As General Polymers continued to grow, it became apparent the service needs of the customers in the western states could not effectively be served from only one manufacturing facility in Cincinnati. Therefore, in early 1992, the C.E. MacMillan Company in Los Angeles was acquired and converted to General Polymers West. C.E. MacMillan had been established in the late 1950's and was primarily a producer of waterproofing membranes and coatings.

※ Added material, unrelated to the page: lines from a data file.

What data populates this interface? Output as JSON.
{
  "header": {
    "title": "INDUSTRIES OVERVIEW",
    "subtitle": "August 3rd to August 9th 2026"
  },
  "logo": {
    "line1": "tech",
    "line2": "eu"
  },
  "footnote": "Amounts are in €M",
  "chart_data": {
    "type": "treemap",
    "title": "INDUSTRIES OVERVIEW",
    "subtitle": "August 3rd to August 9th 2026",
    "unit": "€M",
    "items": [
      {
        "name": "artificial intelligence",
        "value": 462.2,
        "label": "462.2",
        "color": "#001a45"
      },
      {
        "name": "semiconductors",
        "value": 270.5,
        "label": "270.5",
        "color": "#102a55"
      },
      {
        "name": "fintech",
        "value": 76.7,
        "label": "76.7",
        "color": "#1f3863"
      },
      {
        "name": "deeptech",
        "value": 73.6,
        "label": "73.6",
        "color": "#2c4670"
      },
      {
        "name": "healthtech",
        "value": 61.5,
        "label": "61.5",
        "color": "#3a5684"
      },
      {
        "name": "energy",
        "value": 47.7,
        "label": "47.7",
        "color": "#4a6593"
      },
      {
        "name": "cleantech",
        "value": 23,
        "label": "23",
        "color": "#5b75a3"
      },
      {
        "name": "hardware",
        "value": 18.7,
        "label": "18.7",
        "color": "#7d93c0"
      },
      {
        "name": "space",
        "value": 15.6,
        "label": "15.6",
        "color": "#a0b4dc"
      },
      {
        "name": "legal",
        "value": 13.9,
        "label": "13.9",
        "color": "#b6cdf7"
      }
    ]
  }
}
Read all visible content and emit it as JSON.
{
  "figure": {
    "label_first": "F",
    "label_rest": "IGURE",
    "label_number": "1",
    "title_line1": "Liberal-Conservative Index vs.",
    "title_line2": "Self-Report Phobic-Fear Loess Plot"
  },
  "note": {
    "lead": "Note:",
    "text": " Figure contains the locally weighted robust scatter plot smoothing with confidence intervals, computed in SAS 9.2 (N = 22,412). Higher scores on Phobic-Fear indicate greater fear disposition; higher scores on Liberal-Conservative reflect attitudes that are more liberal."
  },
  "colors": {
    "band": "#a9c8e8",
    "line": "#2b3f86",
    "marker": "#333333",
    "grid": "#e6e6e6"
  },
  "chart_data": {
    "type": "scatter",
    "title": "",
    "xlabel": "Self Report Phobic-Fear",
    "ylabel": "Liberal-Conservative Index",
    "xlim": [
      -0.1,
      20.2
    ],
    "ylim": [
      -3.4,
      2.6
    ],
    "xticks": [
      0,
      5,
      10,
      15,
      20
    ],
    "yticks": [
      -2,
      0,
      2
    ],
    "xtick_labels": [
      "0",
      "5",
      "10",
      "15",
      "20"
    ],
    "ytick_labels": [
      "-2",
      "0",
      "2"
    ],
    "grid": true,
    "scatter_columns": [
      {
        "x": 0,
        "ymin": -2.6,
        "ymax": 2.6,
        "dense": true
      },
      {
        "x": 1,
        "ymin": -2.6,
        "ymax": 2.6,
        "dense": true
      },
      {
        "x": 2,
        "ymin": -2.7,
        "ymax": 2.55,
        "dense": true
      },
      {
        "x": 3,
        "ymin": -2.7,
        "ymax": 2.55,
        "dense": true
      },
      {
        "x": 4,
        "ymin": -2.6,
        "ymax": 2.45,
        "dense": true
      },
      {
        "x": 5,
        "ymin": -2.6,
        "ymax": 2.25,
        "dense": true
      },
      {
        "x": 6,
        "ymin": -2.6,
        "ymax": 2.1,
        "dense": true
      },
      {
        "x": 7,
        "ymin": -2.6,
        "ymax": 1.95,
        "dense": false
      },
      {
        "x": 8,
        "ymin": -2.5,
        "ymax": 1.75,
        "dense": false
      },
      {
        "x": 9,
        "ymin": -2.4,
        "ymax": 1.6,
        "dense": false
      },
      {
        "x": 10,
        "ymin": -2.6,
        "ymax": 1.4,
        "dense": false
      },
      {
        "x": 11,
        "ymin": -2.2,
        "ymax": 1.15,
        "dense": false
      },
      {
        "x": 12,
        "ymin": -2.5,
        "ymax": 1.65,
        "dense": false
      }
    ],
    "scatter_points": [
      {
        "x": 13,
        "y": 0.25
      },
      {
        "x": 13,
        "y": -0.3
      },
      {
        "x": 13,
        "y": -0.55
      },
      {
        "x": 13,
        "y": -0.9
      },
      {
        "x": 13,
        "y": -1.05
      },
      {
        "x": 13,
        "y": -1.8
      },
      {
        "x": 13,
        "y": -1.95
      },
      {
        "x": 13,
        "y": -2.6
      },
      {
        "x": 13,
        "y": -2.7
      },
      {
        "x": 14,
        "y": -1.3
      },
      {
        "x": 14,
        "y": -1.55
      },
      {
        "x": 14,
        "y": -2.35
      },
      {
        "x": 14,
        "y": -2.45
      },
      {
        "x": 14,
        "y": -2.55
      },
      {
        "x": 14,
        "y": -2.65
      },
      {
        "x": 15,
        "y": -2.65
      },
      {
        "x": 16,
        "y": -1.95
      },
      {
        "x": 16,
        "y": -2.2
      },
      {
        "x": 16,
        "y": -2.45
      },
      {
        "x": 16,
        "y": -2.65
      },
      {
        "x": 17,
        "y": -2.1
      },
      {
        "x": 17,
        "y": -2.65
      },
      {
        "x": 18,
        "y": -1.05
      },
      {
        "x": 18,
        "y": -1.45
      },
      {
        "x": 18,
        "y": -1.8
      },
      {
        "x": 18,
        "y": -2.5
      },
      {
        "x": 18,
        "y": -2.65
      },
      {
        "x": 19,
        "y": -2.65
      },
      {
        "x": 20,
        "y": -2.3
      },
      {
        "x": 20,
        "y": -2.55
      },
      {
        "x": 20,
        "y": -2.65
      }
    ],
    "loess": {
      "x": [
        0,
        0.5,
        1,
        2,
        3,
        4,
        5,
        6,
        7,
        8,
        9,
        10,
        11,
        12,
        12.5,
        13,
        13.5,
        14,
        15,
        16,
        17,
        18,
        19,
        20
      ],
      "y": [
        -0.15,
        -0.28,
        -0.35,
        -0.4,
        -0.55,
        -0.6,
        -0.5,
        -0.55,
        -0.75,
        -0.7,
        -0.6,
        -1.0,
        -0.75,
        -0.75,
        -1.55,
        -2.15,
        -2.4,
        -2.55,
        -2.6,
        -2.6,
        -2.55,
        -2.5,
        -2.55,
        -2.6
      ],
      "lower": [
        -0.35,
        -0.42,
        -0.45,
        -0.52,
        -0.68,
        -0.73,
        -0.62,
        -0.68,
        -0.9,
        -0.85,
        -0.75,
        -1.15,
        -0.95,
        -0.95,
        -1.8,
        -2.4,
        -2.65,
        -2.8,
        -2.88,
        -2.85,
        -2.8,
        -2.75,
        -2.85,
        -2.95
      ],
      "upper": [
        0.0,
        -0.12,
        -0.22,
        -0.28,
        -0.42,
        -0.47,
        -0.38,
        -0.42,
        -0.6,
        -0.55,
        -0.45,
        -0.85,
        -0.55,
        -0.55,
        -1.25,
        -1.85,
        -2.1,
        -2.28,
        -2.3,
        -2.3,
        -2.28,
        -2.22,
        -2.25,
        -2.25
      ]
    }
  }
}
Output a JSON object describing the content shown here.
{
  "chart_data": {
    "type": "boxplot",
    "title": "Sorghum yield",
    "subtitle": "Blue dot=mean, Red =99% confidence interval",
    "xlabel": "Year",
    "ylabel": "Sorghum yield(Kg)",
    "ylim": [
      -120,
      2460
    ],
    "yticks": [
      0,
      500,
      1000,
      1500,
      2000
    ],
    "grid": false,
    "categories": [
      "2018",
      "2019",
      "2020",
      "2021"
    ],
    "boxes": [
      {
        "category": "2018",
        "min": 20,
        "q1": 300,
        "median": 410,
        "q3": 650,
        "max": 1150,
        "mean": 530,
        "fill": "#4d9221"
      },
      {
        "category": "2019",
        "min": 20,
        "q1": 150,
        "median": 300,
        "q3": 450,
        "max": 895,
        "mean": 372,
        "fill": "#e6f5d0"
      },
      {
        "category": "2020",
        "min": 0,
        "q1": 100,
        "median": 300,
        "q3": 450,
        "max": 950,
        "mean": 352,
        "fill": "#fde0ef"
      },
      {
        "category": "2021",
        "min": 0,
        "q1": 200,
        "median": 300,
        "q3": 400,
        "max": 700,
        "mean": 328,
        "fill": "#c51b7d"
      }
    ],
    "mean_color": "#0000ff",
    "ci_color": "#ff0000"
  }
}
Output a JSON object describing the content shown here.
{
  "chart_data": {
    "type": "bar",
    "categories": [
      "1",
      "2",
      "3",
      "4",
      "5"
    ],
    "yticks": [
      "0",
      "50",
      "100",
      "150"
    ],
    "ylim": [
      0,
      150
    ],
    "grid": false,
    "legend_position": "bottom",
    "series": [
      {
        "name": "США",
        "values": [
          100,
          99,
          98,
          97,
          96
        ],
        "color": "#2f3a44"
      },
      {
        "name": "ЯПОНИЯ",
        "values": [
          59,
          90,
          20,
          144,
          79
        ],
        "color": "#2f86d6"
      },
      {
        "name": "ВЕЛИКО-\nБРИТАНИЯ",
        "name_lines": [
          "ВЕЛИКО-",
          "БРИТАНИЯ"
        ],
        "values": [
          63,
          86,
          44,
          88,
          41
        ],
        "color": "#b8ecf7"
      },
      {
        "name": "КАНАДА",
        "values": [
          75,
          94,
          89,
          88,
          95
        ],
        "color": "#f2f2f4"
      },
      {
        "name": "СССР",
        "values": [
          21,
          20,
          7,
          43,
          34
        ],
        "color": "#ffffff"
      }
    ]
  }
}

The acquisition of C.E. MacMillan broadened General Polymers product range and its machinery allowed for the production of General Polymers products on the West Coast. More importantly, the acquisition of C.E. MacMillan allowed two new key individuals to become associated with the company; John Durig, who became President of General Polymers West and Lonnie Salyers, who became Vice President. Their efforts successfully established General Polymers West as the leading supplier in its market area and brought new technological and sales skills to the organization.

In early 1994, John Durig transferred to General Polymers in Cincinnati and became its President, while Lonnie Salyers became President of General Polymers West.

General Polymers began a joint venture with Liquid Plastics Ltd. in Preston, England to service the needs of customers in the United Kingdom. This relationship continues to grow as Liquid Plastics Ltd. provides expanded sales and service throughout Europe.

In April of 2000, General Polymers Corporation was acquired by The Sherwin-Williams Company. The General Polymers product line maintains its brand identity and is supported through a dedicated sales and marketing team. In addition, the Sherwin-Williams Industrial and Marine sales organization is thoroughly trained on the General Polymers product line and can assist in product selection, specification and technical support for our Approved Contractor network and the specification community. The blending of the small company attitude and personal attention with the support and resources of a Fortune 200 company, has established a platform for growth for our customers, end-users, specifiers and Sherwin-Williams. The Sherwin-Williams Company is ideally positioned with talented individuals, technology, resources and local Service Centers to be the predominant leader in the flooring and concrete coating industry.